"I am going for my papers," repeated the squire slowly, and then, in obedience to the impulse engendered, went on again. Patience would have spoken, but a devilish look on Beaumont's face seemed to freeze her blood.
"Be silent," he said in a harsh whisper, shaking her wrist. "I will tell you all soon, but now be silent for your son's sake."
She wrenched herself free and shrank back into the shadow with a cry, while Beaumont, taking no further notice, quickly followed the squire who was now some distance ahead.
Garsworth opened a large folding-door that stood a short distance away from the stairs and which led into the ball-room of the Grange. Followed by the artist he went into the long, bare room, which stretched nearly the whole length of the front wing of the house, being lighted by eight large windows, looking out on to the park.
The room was chill and bleak, every footfall awaking a responsive echo and leaving a mark on the grey dust that had accumulated on the floor for many years. The wall opposite the door was adorned with delicately-painted panels, representing the nine muses, each female figure being twice life-size and rising from the floor to the arched roof, between each of the eight windows. At one end of the room the panels represented the three Graces, at the other the three Fates, while the remaining wall displayed nine goddesses of heathen mythology. The arched roof was painted a deep blue, silvered with stars, but nowhere appeared any male form--nothing but the gracious female figures of Hellas were to be seen around.
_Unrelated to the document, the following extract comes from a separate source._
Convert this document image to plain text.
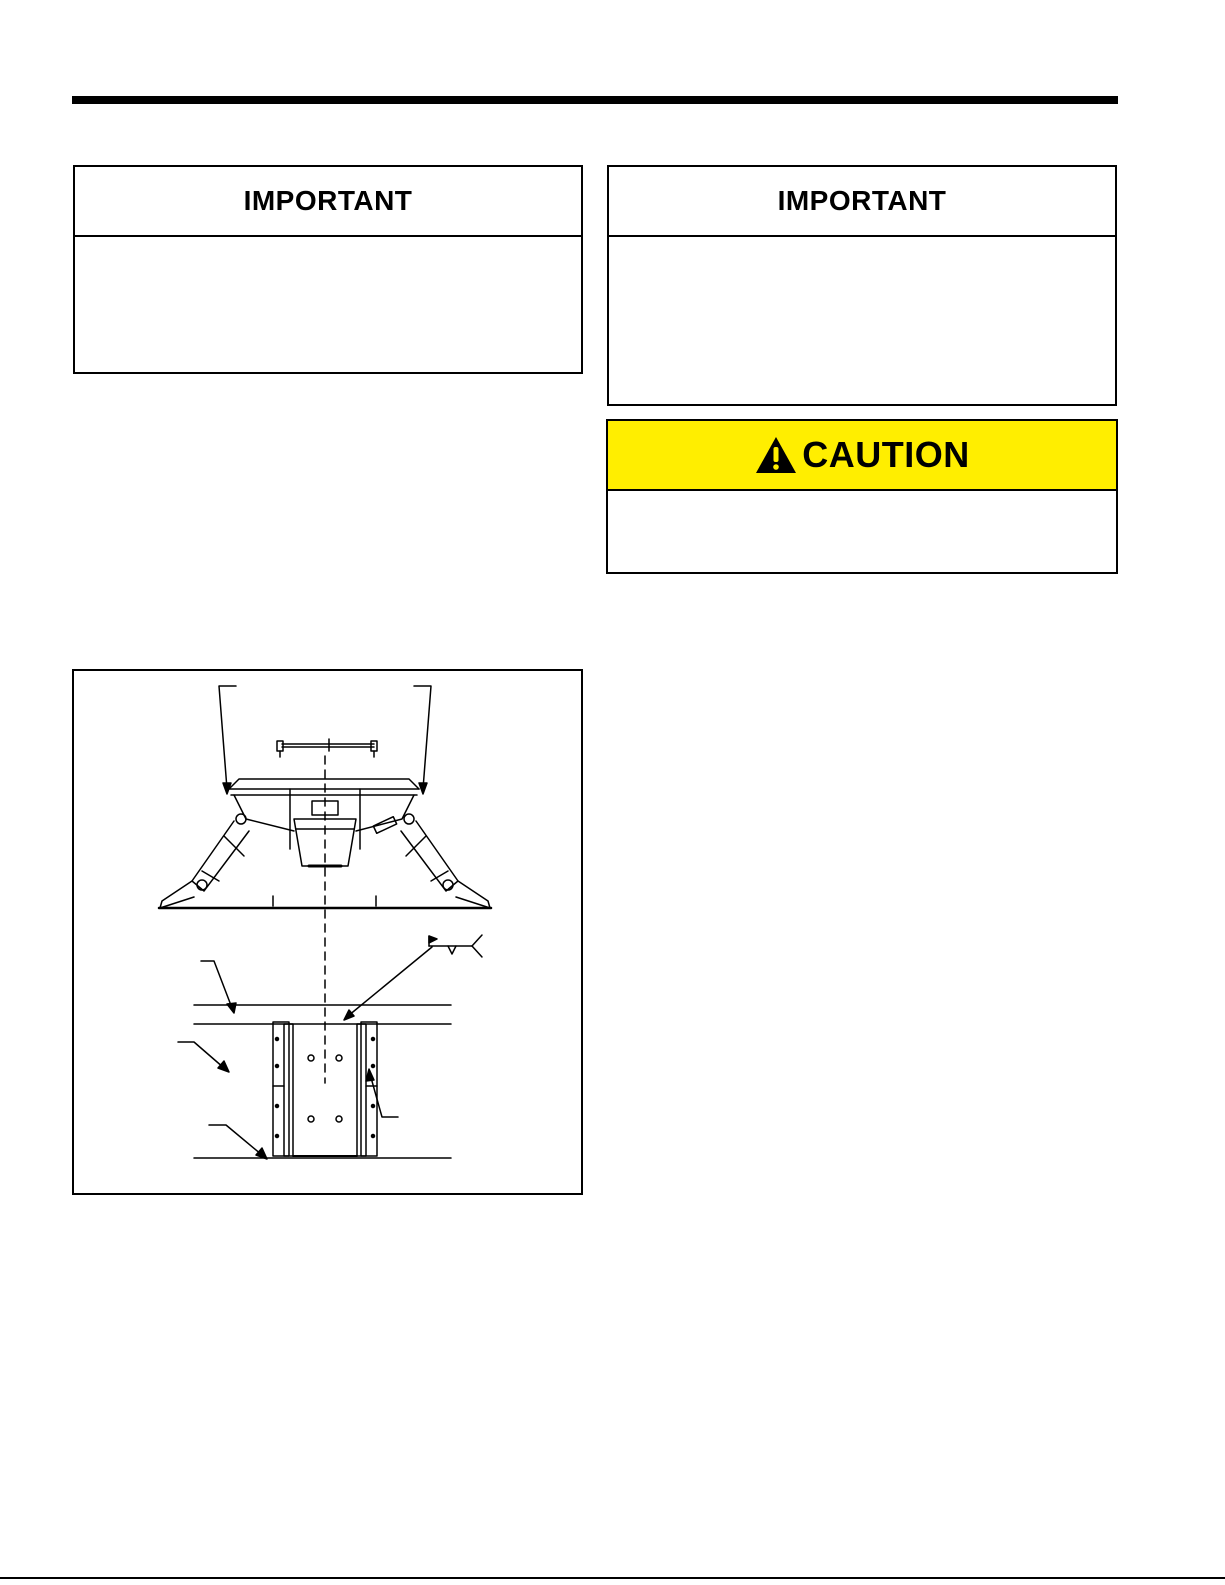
IMPORTANT	IMPORTANT
CAUTION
The squire went straight to the extreme corner of the room, on the left hand of the door, and knelt down where there was a panel representing Clotho spinning the thread of life. He evidently touched a spring concealed in the gold-embossed frame of the panel, for it silently slid back, displaying a wall of rough stone. The upper blocks of stone appeared heavy and cumbersome, but the lower ones were much smaller, and as Beaumont looked he saw Garsworth drag from its place a smallish stone in the lower centre of the wall, displaying only the rough place where it lay, but no cavity where anything could be hid. The squire, however, soon showed how ingenious was the hiding-place he had chosen, for on turning round the stone which he had taken out, there appeared a small hole hollowed out and from this the old man took a paper and a ring. He laid them down for a moment to lift the stone off his lap, but at this moment Beaumont, exerting his hypnotic power, said abruptly:
"You are looking at the paper."
Under the influence of the hallucination produced, the squire looked earnestly at the stone on his lap, while Beaumont, picking up the real paper, glanced over it rapidly, examined the ring, then laid them both down again by the somnambulist.
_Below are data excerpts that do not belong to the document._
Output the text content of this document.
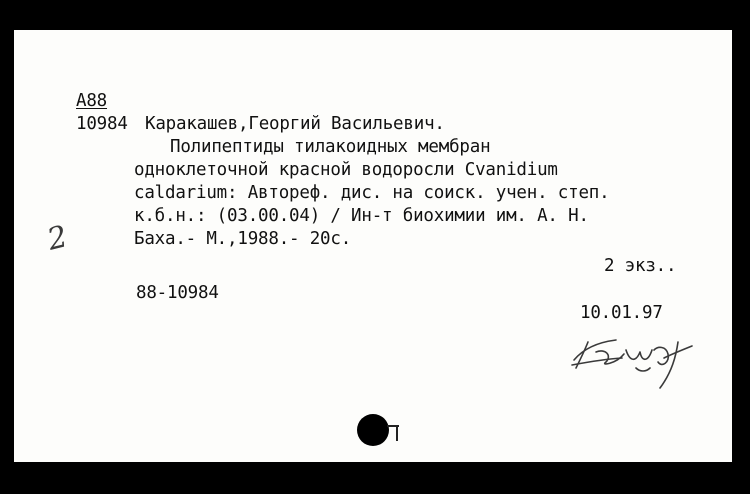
А88
10984 Каракашев,Георгий Васильевич.
Полипептиды тилакоидных мембран
одноклеточной красной водоросли Cvanidium
caldarium: Автореф. дис. на соиск. учен. степ.
к.б.н.: (03.00.04) / Ин-т биохимии им. А. Н.
Баха.- М.,1988.- 20с.
2 экз..
88-10984
10.01.97
2
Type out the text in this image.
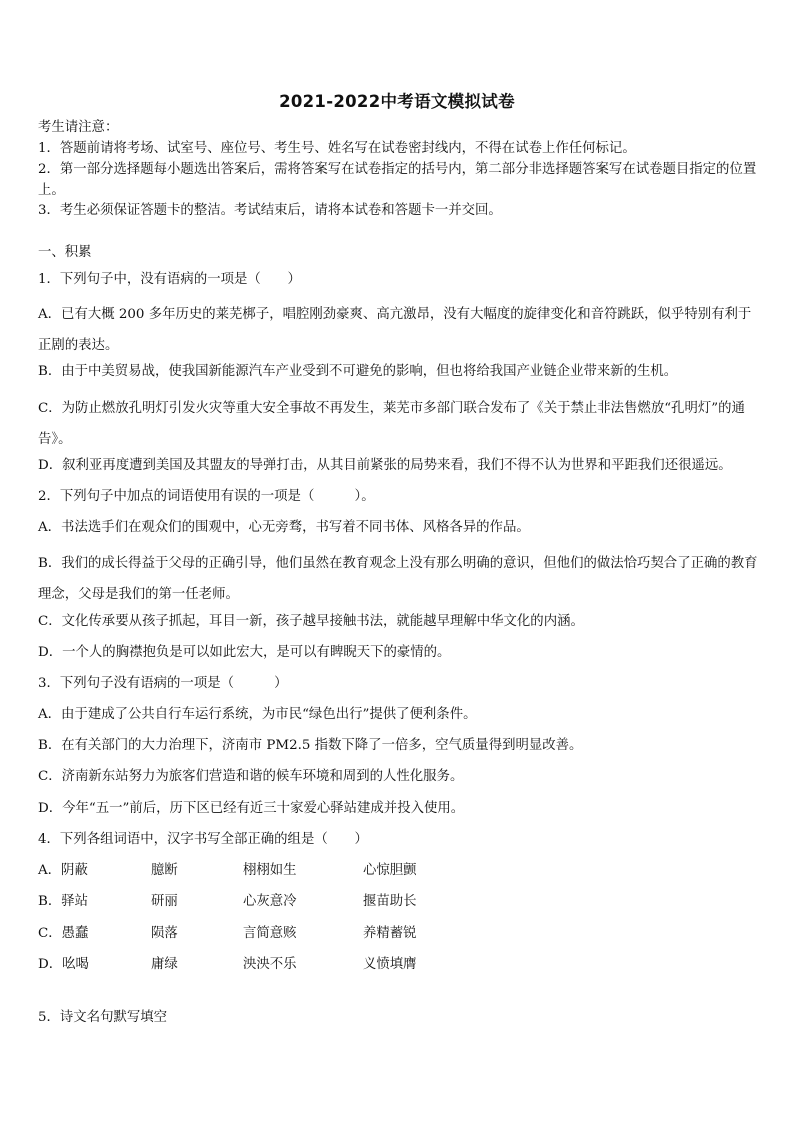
2021-2022中考语文模拟试卷
考生请注意：
1．答题前请将考场、试室号、座位号、考生号、姓名写在试卷密封线内，不得在试卷上作任何标记。
2．第一部分选择题每小题选出答案后，需将答案写在试卷指定的括号内，第二部分非选择题答案写在试卷题目指定的位置上。
3．考生必须保证答题卡的整洁。考试结束后，请将本试卷和答题卡一并交回。
一、积累
1．下列句子中，没有语病的一项是（　　）
A．已有大概 200 多年历史的莱芜梆子，唱腔刚劲豪爽、高亢激昂，没有大幅度的旋律变化和音符跳跃，似乎特别有利于正剧的表达。
B．由于中美贸易战，使我国新能源汽车产业受到不可避免的影响，但也将给我国产业链企业带来新的生机。
C．为防止燃放孔明灯引发火灾等重大安全事故不再发生，莱芜市多部门联合发布了《关于禁止非法售燃放“孔明灯”的通告》。
D．叙利亚再度遭到美国及其盟友的导弹打击，从其目前紧张的局势来看，我们不得不认为世界和平距我们还很遥远。
2．下列句子中加点的词语使用有误的一项是（　　　）。
A．书法选手们在观众们的围观中，心无旁骛，书写着不同书体、风格各异的作品。
B．我们的成长得益于父母的正确引导，他们虽然在教育观念上没有那么明确的意识，但他们的做法恰巧契合了正确的教育理念，父母是我们的第一任老师。
C．文化传承要从孩子抓起，耳目一新，孩子越早接触书法，就能越早理解中华文化的内涵。
D．一个人的胸襟抱负是可以如此宏大，是可以有睥睨天下的豪情的。
3．下列句子没有语病的一项是（　　　）
A．由于建成了公共自行车运行系统，为市民“绿色出行”提供了便利条件。
B．在有关部门的大力治理下，济南市 PM2.5 指数下降了一倍多，空气质量得到明显改善。
C．济南新东站努力为旅客们营造和谐的候车环境和周到的人性化服务。
D．今年“五一”前后，历下区已经有近三十家爱心驿站建成并投入使用。
4．下列各组词语中，汉字书写全部正确的组是（　　）
A．阴蔽	臆断	栩栩如生	心惊胆颤
B．驿站	研丽	心灰意冷	揠苗助长
C．愚蠢	陨落	言简意赅	养精蓄锐
D．吆喝	庸绿	泱泱不乐	义愤填膺
5．诗文名句默写填空
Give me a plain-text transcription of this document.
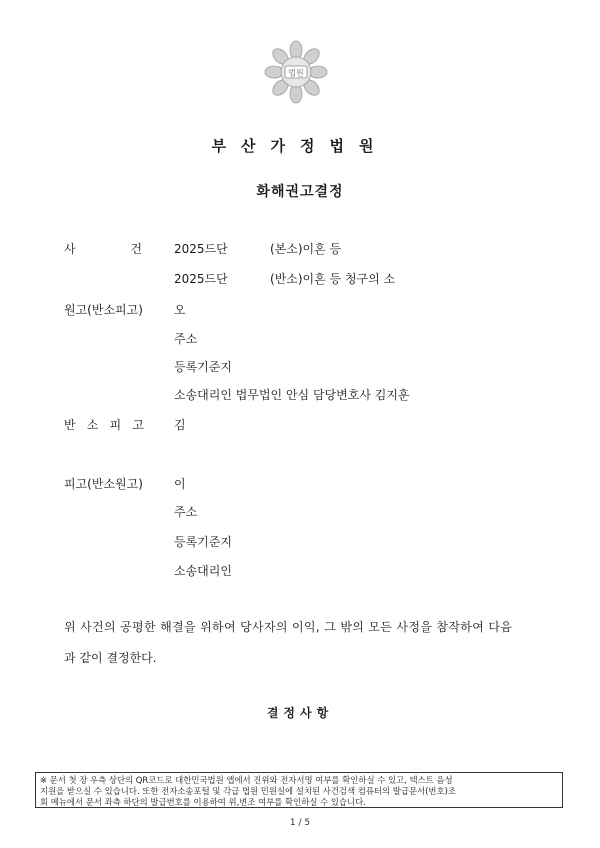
법원
부산가정법원
화해권고결정
사	건	2025드단	(본소)이혼 등
2025드단	(반소)이혼 등 청구의 소
원고(반소피고)	오
주소
등록기준지
소송대리인 법무법인 안심 담당변호사 김지훈
반 소 피 고	김
피고(반소원고)	이
주소
등록기준지
소송대리인
위 사건의 공평한 해결을 위하여 당사자의 이익, 그 밖의 모든 사정을 참작하여 다음
과 같이 결정한다.
결정사항
※ 문서 첫 장 우측 상단의 QR코드로 대한민국법원 앱에서 진위와 전자서명 여부를 확인하실 수 있고, 텍스트 음성
지원을 받으실 수 있습니다. 또한 전자소송포털 및 각급 법원 민원실에 설치된 사건검색 컴퓨터의 발급문서(번호)조
회 메뉴에서 문서 좌측 하단의 발급번호를 이용하여 위,변조 여부를 확인하실 수 있습니다.
1 / 5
"You should put them back," he suggested distinctly. Garsworth picked up the paper, and replacing it in the stone, put it once more in its former position, and then dragged the panel along till it clicked on the spring, thus resuming its former appearance. No one, to look at it, would think that such a large picture could be moved in any way, and even if the secret of the panel were discovered, Beaumont felt sure no one would think of examining the interior of the stone in the wall. Having now ascertained all he wanted to know, Beaumont's next care was to get the squire back to his former position and wake him, so that he would be unconscious of what he had done during his hypnotic sleep. To this end he bent forward to the kneeling figure on the floor.
"Mr. Beaumont is waiting to finish your picture."